Based on the above analysis, considering that the object detection model in intelligent transportation scenes needs to ensure real-time performance, the main methods to solve the problem of small object detection include data processing and multi-scale feature fusion [
5]. This article mainly improves the data processing and detection model structure to improve the object detection effect in intelligent transportation scenes. In terms of model structure, for the detection of small-scale targets, the feature fusion method is enhanced on the basis of FPN to enhance the model’s detection ability for small-scale targets. The attention mechanism CBAM module is also used to further enhance detection accuracy, while ensuring that the model still has real-time performance after the above improvements. In terms of data processing, to address the problem of imbalanced datasets with small samples and targets, an improved Copy Paste method is used for corresponding feature enhancement, effectively enhancing the model’s detection ability for these targets; Subsequently, in response to the adaptation problem between the model’s prior bounding boxes and the traffic dataset, an improved K-means algorithm was used for prior bounding box clustering to obtain prior bounding boxes that fit the custom traffic dataset and improve the model’s detection accuracy for each category.
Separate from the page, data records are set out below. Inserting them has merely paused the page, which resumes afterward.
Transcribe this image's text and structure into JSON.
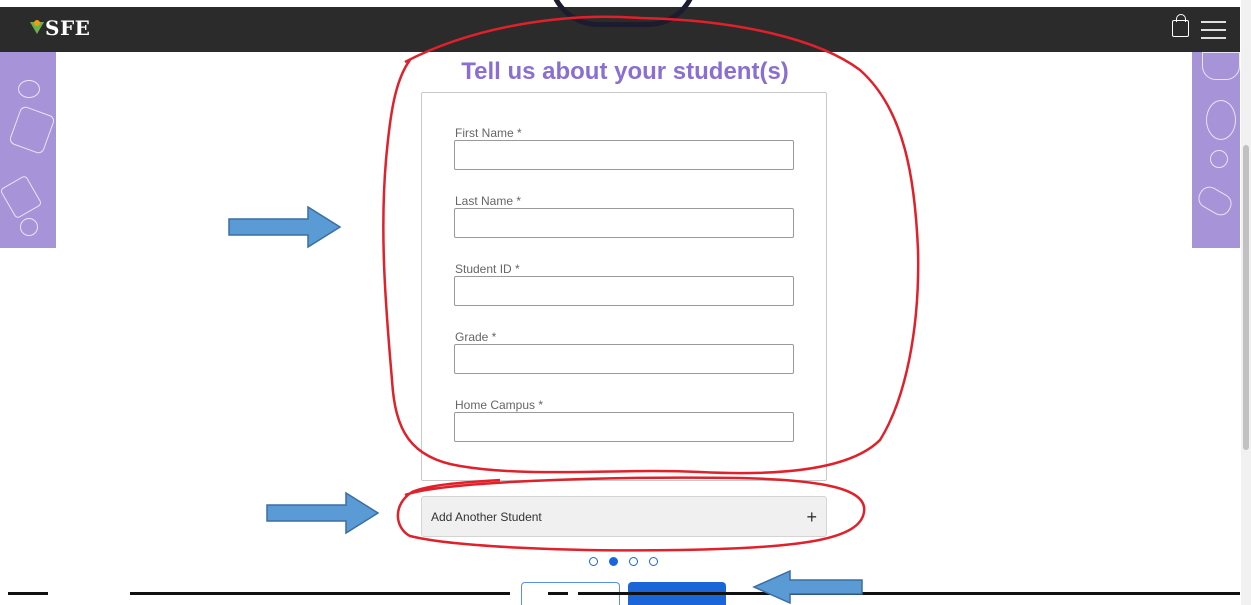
{
  "header": {
    "logo_text": "SFE",
    "icons": [
      "shopping-bag-icon",
      "hamburger-menu-icon"
    ]
  },
  "form": {
    "title": "Tell us about your student(s)",
    "fields": [
      {
        "label": "First Name *",
        "value": ""
      },
      {
        "label": "Last Name *",
        "value": ""
      },
      {
        "label": "Student ID *",
        "value": ""
      },
      {
        "label": "Grade *",
        "value": ""
      },
      {
        "label": "Home Campus *",
        "value": ""
      }
    ],
    "add_student_label": "Add Another Student",
    "add_student_icon": "+"
  },
  "pagination": {
    "total_steps": 4,
    "current_step": 2
  },
  "colors": {
    "header_bg": "#2b2b2b",
    "title": "#8a6fd1",
    "side_pattern": "#a793d8",
    "primary_button": "#1a66d8",
    "annotation_red": "#e0202a",
    "annotation_blue": "#5b9bd5"
  }
}
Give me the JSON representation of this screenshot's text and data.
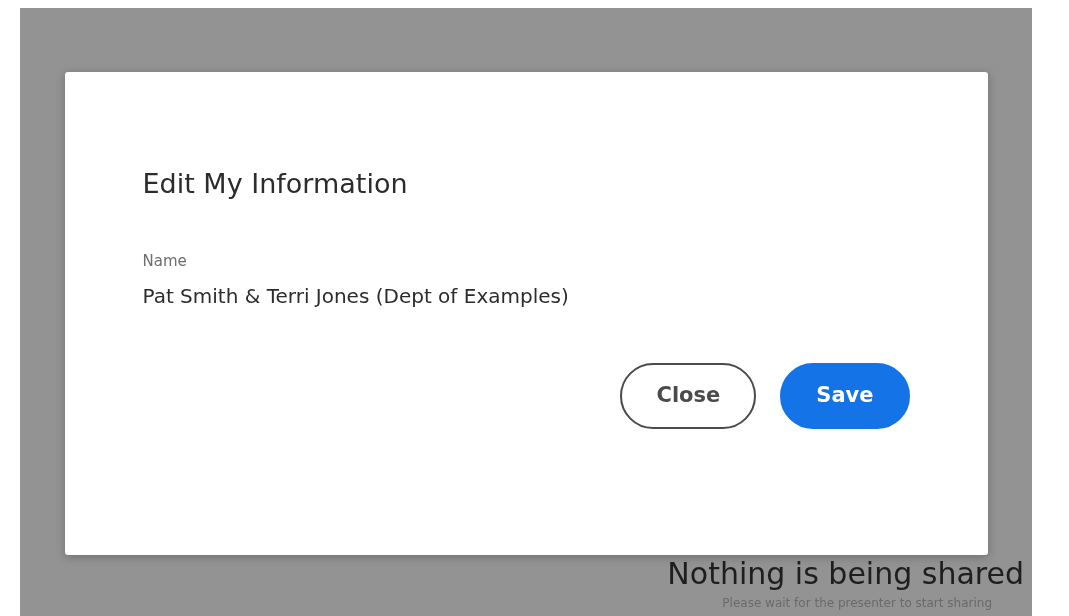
{
  "dialog": {
    "title": "Edit My Information",
    "field": {
      "label": "Name",
      "value": "Pat Smith & Terri Jones (Dept of Examples)"
    },
    "buttons": [
      {
        "label": "Close",
        "kind": "secondary"
      },
      {
        "label": "Save",
        "kind": "primary"
      }
    ]
  },
  "background": {
    "heading": "Nothing is being shared",
    "message": "Please wait for the presenter to start sharing"
  }
}
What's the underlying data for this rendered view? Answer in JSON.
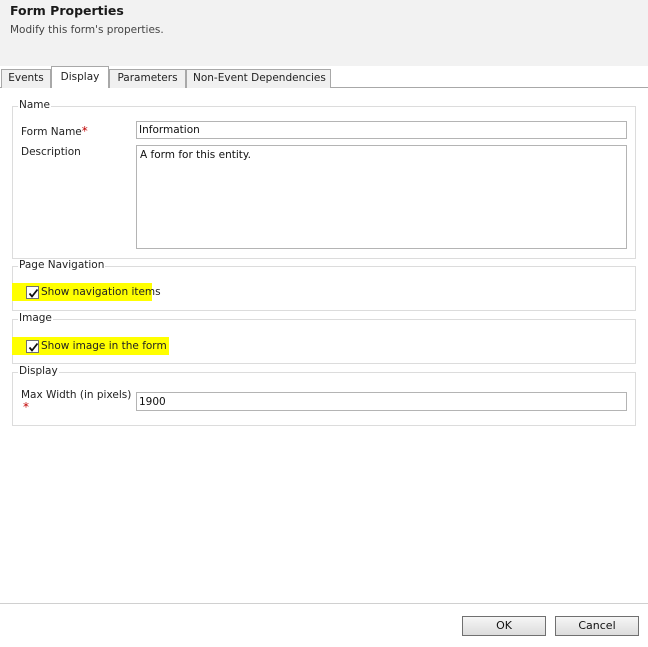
{
  "header": {
    "title": "Form Properties",
    "subtitle": "Modify this form's properties."
  },
  "tabs": [
    {
      "label": "Events",
      "active": false
    },
    {
      "label": "Display",
      "active": true
    },
    {
      "label": "Parameters",
      "active": false
    },
    {
      "label": "Non-Event Dependencies",
      "active": false
    }
  ],
  "name_section": {
    "legend": "Name",
    "form_name_label": "Form Name",
    "required_mark": "*",
    "form_name_value": "Information",
    "description_label": "Description",
    "description_value": "A form for this entity."
  },
  "page_navigation": {
    "legend": "Page Navigation",
    "checkbox_label": "Show navigation items",
    "checked": true
  },
  "image_section": {
    "legend": "Image",
    "checkbox_label": "Show image in the form",
    "checked": true
  },
  "display_section": {
    "legend": "Display",
    "max_width_label": "Max Width (in pixels)",
    "required_mark": "*",
    "max_width_value": "1900"
  },
  "footer": {
    "ok_label": "OK",
    "cancel_label": "Cancel"
  },
  "colors": {
    "highlight": "#ffff00",
    "required": "#c00000",
    "header_bg": "#f2f2f2"
  }
}
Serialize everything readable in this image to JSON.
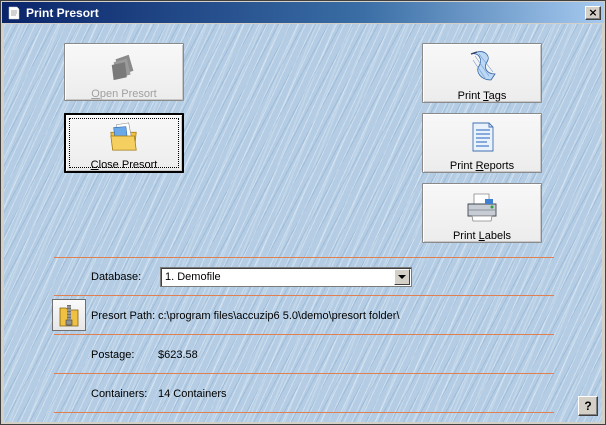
{
  "window": {
    "title": "Print Presort",
    "close_glyph": "×"
  },
  "buttons": {
    "open_presort": {
      "prefix": "",
      "hotkey": "O",
      "suffix": "pen Presort",
      "icon": "stack-gray-icon",
      "enabled": false
    },
    "close_presort": {
      "prefix": "",
      "hotkey": "C",
      "suffix": "lose Presort",
      "icon": "folder-docs-icon",
      "enabled": true
    },
    "print_tags": {
      "prefix": "Print ",
      "hotkey": "T",
      "suffix": "ags",
      "icon": "tag-sheet-icon",
      "enabled": true
    },
    "print_reports": {
      "prefix": "Print ",
      "hotkey": "R",
      "suffix": "eports",
      "icon": "report-document-icon",
      "enabled": true
    },
    "print_labels": {
      "prefix": "Print ",
      "hotkey": "L",
      "suffix": "abels",
      "icon": "printer-icon",
      "enabled": true
    }
  },
  "fields": {
    "database_label": "Database:",
    "database_value": "1. Demofile",
    "presort_path_label": "Presort Path:",
    "presort_path_value": "c:\\program files\\accuzip6 5.0\\demo\\presort folder\\",
    "postage_label": "Postage:",
    "postage_value": "$623.58",
    "containers_label": "Containers:",
    "containers_value": "14 Containers"
  },
  "help": {
    "label": "?"
  },
  "colors": {
    "title_gradient_start": "#0a246a",
    "separator": "#e08050",
    "background_pattern": "#b4cde4"
  }
}
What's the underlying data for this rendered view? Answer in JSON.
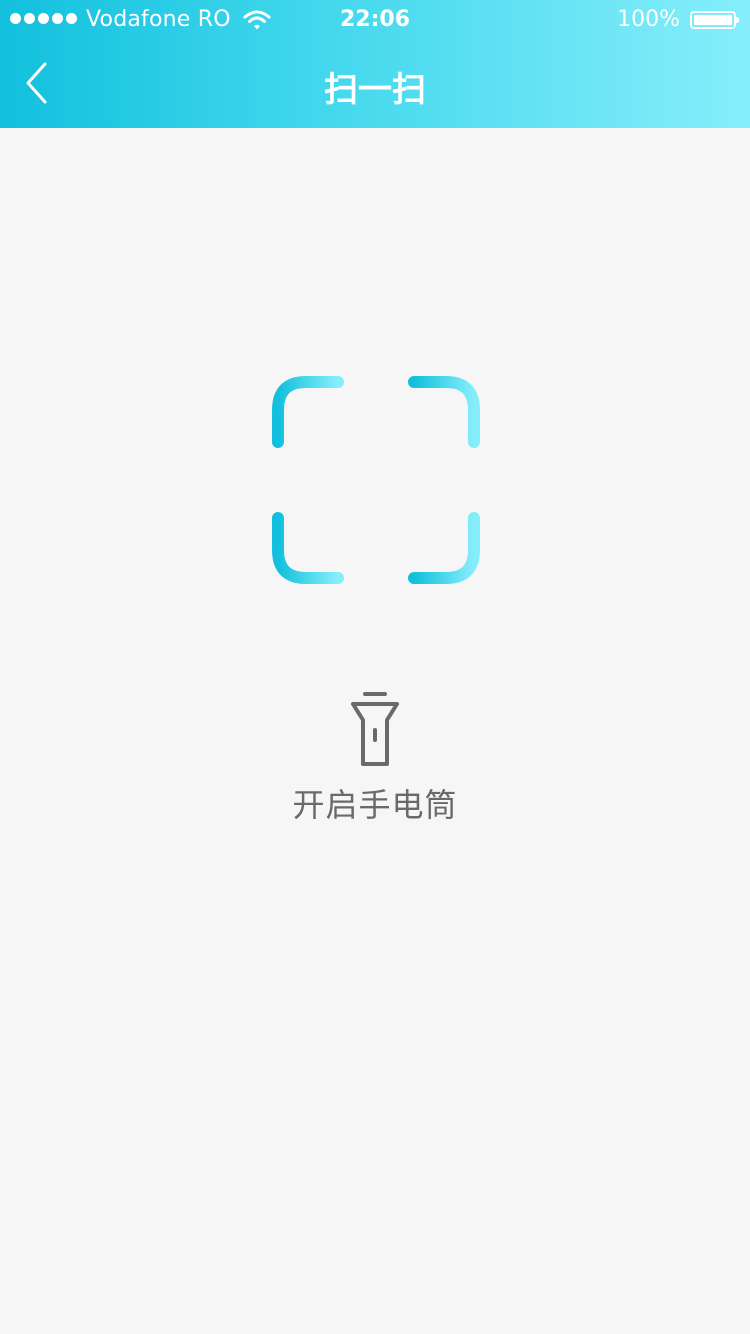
{
  "status_bar": {
    "carrier": "Vodafone RO",
    "time": "22:06",
    "battery_percent": "100%",
    "battery_level": 1.0
  },
  "nav": {
    "title": "扫一扫",
    "back_icon": "chevron-left-icon"
  },
  "scanner": {
    "icon": "scan-frame-icon",
    "gradient_start": "#12c0dd",
    "gradient_end": "#86eefb"
  },
  "flashlight": {
    "icon": "flashlight-icon",
    "label": "开启手电筒",
    "color": "#6a6a6a"
  },
  "colors": {
    "background": "#f6f6f6",
    "header_start": "#12c0dd",
    "header_end": "#86eefb",
    "header_text": "#ffffff"
  }
}
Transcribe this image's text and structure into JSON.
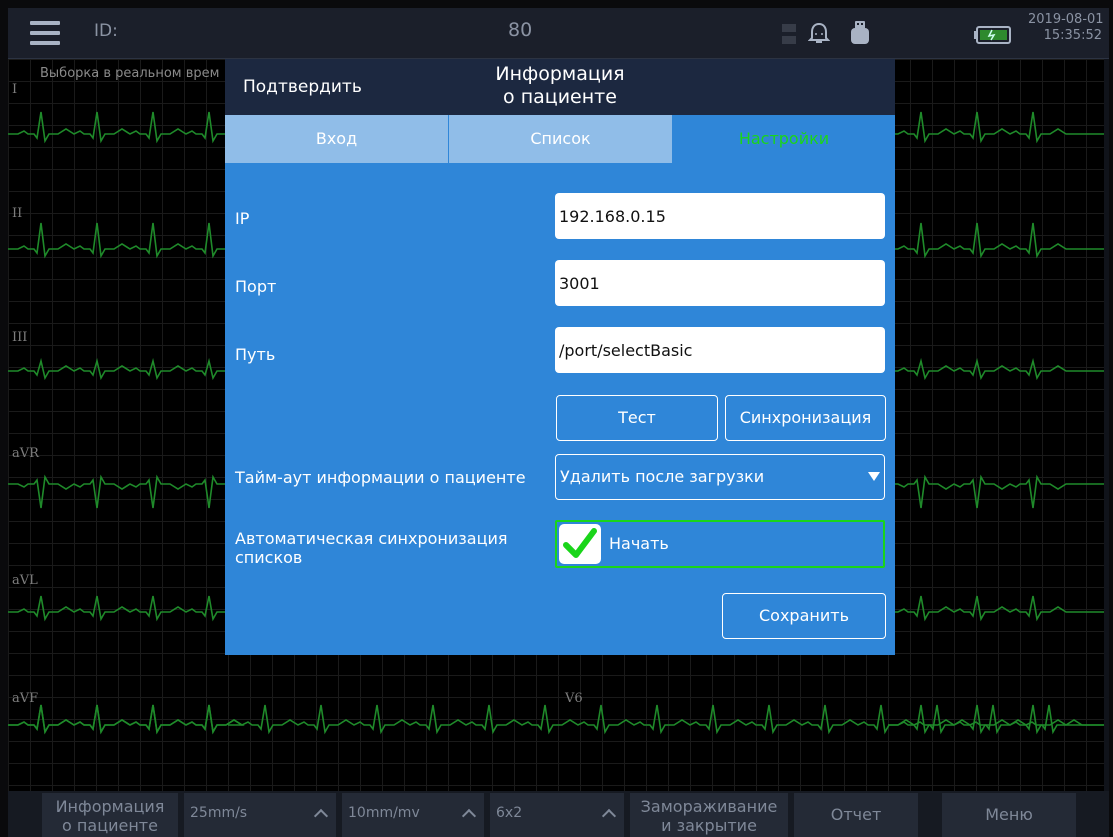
{
  "topbar": {
    "id_label": "ID:",
    "heart_rate": "80",
    "date": "2019-08-01",
    "time": "15:35:52"
  },
  "ecg": {
    "realtime_label": "Выборка в реальном врем",
    "leads_left": [
      "I",
      "II",
      "III",
      "aVR",
      "aVL",
      "aVF"
    ],
    "lead_v6": "V6",
    "trace_color": "#1f8a2a"
  },
  "dialog": {
    "confirm_label": "Подтвердить",
    "title_line1": "Информация",
    "title_line2": "о пациенте",
    "tabs": [
      {
        "label": "Вход",
        "active": false
      },
      {
        "label": "Список",
        "active": false
      },
      {
        "label": "Настройки",
        "active": true
      }
    ],
    "ip": {
      "label": "IP",
      "value": "192.168.0.15"
    },
    "port": {
      "label": "Порт",
      "value": "3001"
    },
    "path": {
      "label": "Путь",
      "value": "/port/selectBasic"
    },
    "test_label": "Тест",
    "sync_label": "Синхронизация",
    "timeout": {
      "label": "Тайм-аут информации о пациенте",
      "value": "Удалить после загрузки"
    },
    "auto_sync": {
      "label_line1": "Автоматическая синхронизация",
      "label_line2": "списков",
      "checked": true,
      "checkbox_label": "Начать"
    },
    "save_label": "Сохранить",
    "colors": {
      "panel": "#2f86d8",
      "header": "#1c2840",
      "active_tab_text": "#1ad51a"
    }
  },
  "bottombar": {
    "patient_info_line1": "Информация",
    "patient_info_line2": "о пациенте",
    "speed": "25mm/s",
    "gain": "10mm/mv",
    "layout": "6x2",
    "freeze_line1": "Замораживание",
    "freeze_line2": "и закрытие",
    "report": "Отчет",
    "menu": "Меню"
  }
}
Finally, we designed a series of experiments to prove our conclusion using a customized 300000 traffic dataset as the training and testing set. The improved model based on PF Net feature fusion structure proposed in this article has increased mAP by 2.01%; After adding three CBAM modules, the mAP of the model increased by 4.03%. For small targets of concern, taking the reflector cone as an example, the final improved model PF-YOLOv4 tiny CBAM can increase by 1.69 percentage points. After using the improved Copy paste data augmentation method for small-scale targets, the detection accuracy has improved by at least 1%; On the basis of the above, K-means was used for prior bounding box clustering, which improved the detection accuracy of some categories by 3%.
In summary, our main contributions are:
We propose an improved feature fusion structure PF Net based on FPN, which ensures real-time performance while further improving accuracy.
An improved model PF-YOLOv4 tiny CBAM with added CBAM attention module was proposed, which makes the model pay more attention to the targets in the image, further improves the detection accuracy of the model, and ensures that the improved model can meet the real-time requirements of intelligent transportation scenarios.
A data augmentation method based on Copy Paste improvement has been proposed to enhance the detection ability of small targets in custom traffic datasets.
A K-means method for improving distance measurement was proposed, which was applied to custom traffic datasets to obtain more suitable prior bounding box and further improve the detection performance of targets.